Nel caso di Padova, la Cassazione chiede che vengano processati il padre e il marito,
perché non è chiaro il ruolo della madre. Ma spesso la madre collabora col padre, lo
aiuta a convincere e picchiare la figlia ribelle. E se c’è qualche fratello, anche lui dà una
mano. La povera ragazza non ha scampo. Lo stupro è aggravato dalla minore età di lei
e, per i famigliari, dal grado di parentela. Non mi si dica che un quarantenne che fa
sesso con una quattordicenne può essere indotto a credere, data la sua cultura d’origine,
che è una cosa “naturale”. Anche la Natura gli fa capire che è una cosa innaturale.

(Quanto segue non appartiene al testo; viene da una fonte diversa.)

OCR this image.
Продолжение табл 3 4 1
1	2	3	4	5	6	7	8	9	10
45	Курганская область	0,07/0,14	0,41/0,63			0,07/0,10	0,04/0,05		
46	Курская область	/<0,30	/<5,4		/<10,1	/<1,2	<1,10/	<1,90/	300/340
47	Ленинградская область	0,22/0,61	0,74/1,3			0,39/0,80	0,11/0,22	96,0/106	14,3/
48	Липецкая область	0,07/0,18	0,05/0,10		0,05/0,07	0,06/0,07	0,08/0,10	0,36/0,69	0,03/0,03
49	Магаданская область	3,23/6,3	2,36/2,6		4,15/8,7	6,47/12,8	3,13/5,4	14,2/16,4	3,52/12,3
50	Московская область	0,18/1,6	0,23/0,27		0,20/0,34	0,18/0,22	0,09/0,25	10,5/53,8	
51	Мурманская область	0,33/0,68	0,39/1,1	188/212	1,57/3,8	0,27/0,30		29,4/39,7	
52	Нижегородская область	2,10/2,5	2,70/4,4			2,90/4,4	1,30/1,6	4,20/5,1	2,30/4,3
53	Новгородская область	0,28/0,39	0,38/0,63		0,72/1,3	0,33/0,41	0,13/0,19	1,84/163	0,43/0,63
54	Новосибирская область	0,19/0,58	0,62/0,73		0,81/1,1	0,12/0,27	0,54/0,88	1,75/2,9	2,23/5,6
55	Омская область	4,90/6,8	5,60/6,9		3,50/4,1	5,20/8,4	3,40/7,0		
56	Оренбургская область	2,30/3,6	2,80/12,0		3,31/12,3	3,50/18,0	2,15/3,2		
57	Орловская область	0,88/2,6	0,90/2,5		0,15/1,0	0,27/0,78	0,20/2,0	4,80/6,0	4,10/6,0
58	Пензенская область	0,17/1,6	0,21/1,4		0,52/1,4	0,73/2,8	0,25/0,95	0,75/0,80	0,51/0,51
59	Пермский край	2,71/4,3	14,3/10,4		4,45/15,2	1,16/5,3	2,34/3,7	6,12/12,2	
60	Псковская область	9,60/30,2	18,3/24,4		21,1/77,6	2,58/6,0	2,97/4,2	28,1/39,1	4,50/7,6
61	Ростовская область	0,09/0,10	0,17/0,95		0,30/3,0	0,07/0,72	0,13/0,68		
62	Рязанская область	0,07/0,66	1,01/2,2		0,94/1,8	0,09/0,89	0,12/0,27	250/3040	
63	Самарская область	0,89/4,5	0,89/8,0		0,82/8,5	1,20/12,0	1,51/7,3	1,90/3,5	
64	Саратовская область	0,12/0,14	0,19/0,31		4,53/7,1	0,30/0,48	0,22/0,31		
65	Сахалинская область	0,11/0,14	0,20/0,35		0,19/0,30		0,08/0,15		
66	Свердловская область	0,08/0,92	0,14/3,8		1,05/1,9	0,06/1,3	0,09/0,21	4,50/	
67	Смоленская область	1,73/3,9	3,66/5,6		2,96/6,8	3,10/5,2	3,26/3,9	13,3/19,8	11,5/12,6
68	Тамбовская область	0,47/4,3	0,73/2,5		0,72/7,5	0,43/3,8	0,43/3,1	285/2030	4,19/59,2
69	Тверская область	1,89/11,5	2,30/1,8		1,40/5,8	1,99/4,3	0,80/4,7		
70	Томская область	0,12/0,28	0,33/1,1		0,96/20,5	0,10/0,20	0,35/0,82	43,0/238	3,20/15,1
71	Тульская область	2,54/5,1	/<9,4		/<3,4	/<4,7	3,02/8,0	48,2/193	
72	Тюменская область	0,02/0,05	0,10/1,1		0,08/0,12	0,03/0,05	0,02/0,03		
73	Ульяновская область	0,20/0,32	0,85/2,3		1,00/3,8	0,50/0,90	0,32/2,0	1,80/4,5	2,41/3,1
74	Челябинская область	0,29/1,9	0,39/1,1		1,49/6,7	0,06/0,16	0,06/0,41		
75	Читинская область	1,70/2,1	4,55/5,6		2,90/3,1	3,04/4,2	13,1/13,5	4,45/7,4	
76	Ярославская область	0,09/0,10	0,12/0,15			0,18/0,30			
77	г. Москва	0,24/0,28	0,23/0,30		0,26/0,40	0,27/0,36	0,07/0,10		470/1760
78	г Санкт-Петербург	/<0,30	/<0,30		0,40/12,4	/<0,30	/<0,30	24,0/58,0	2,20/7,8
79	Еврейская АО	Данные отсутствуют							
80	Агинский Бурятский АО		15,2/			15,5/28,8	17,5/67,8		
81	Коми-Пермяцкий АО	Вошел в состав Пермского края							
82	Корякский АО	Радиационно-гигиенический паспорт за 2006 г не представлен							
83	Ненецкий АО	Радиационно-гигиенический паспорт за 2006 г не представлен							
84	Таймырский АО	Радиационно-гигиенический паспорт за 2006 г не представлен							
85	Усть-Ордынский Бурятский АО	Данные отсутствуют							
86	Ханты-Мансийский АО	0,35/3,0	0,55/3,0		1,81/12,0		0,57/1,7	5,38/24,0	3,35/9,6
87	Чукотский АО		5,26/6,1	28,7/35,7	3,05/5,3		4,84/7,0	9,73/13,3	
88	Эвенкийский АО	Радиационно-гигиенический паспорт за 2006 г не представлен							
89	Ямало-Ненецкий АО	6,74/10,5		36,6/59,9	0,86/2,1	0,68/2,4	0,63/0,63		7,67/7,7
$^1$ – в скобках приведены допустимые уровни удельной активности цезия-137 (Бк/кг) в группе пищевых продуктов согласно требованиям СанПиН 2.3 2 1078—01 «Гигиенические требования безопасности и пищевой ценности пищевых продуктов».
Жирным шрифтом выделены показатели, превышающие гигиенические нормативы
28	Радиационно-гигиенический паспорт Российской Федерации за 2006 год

Dolorosa, per la bambina. Un quarantenne che trae piacere dal dolore di una
quattordicenne, beh, vada nella giungla, non venga a Padova. Parlare di queste cose in
questi termini espone a un rischio: il rischio di venir giudicati xenofobi, nemici dell’Islam,
intolleranti dell’immigrazione. È vero il contrario: se uno viene qui, e abbandona le sue
usanze barbare, è un miglioramento della vita sua e della sua famiglia. Se sente come
un peggioramento della vita il non far sesso con le quattordicenni, allora non può venire
qui e avere la nostra cittadinanza. Non la merita. Gliel’hanno data, al padre di questa
bambina? Tanti anni fa? Grave errore. L’Italia regala la cittadinanza con stupidità. Non
ho dati recenti, ma quattro-cinque anni fa si calcolava che le bambine islamiche con
cittadinanza italiana, che studiano in Italia, e arrivate ai 14 anni non s’iscrivono alla
classe successiva, fossero circa 2mila. Dove sono sparite? Sono state rispedite in patria,
a sposare qualche adulto assai più vecchio di loro, che loro neanche conoscono o
comunque non amano. Eran cittadine italiane, l’Italia le abbandona. Allora, l’Italia è
complice. Da oggi, la decisione della Cassazione mette paura nelle famiglie islamiche
immigrate che usano questa pratica. Per questa paura passa la loro civilizzazione.